In other words, people getting near retirement don't know as much about social security as they should.  Only 29 percent, for example, knew that by waiting until age 70 they could get the highest monthly retirement benefit.  Even worse, 1-out-of-5 thought they could get the maximum benefit amount before retirement.

So yeah, yet another survey that shows people don't know as much as they should about insert favorite topic here.  I'm shocked, shocked to find this out.

A few words about methodology.  Unlike a lot of these "surveys" done by special interest groups, this one seems legit.  According to this page, the survey was of 2,000 adults ages 52-70.  It's not immediately obvious how they found and surveyed these lucky 2,000 respondents.  But don't worry, I'm nothing if not annoying about methodological details, so there's this fat pdf with more info.  There's some cool stuff buried in this file.  For example, the survey asked respondents not only questions about knowledge, but also perceived knowledge.  That is, what they think they know about the topic to compare with what they actually know.  Nearly half considered themselves either "very" or "somewhat" knowledgeable.  As you may know, perceived knowledge and actual knowledge tend to be correlated imperfectly with one another.  Simply put, a lot of people are good at judging their knowledge, but a lot of them aren't.  It's that latter group that's always interested me.

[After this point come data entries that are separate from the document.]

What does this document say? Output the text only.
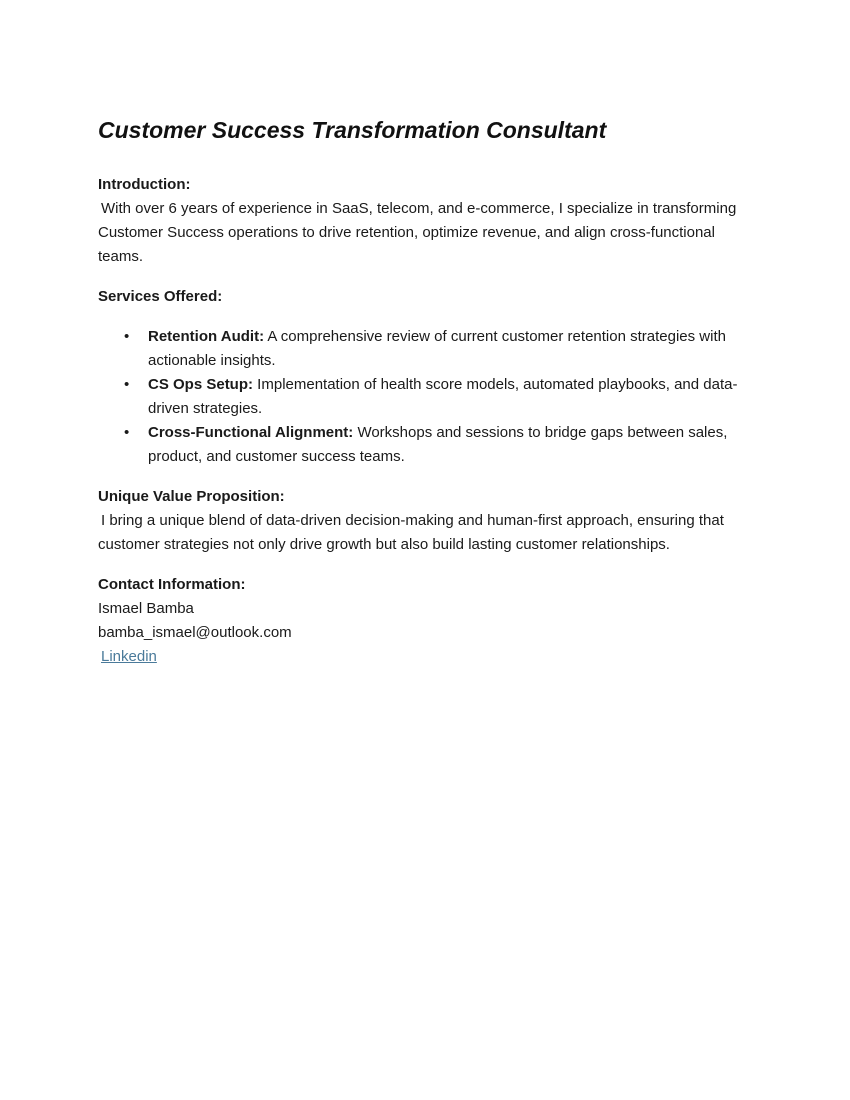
Customer Success Transformation Consultant

Introduction:

With over 6 years of experience in SaaS, telecom, and e-commerce, I specialize in transforming Customer Success operations to drive retention, optimize revenue, and align cross-functional teams.

Services Offered:

• Retention Audit: A comprehensive review of current customer retention strategies with actionable insights.
• CS Ops Setup: Implementation of health score models, automated playbooks, and data-driven strategies.
• Cross-Functional Alignment: Workshops and sessions to bridge gaps between sales, product, and customer success teams.

Unique Value Proposition:

I bring a unique blend of data-driven decision-making and human-first approach, ensuring that customer strategies not only drive growth but also build lasting customer relationships.

Contact Information:

Ismael Bamba

bamba_ismael@outlook.com

Linkedin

There is some neatly done methodology in how they create a "knowledge score" here, so I applaud that.  Indeed, the report is full of interesting graphs if you happen to study this sort of thing.  I don't, but the report is a good, solid example of reporting findings in a non-academic sense.  They even include oversamples of blacks and Hispanics to examine more closely those ethnic/racial groups.

Finally ... there is a media question or two here, and I'll report on those results later.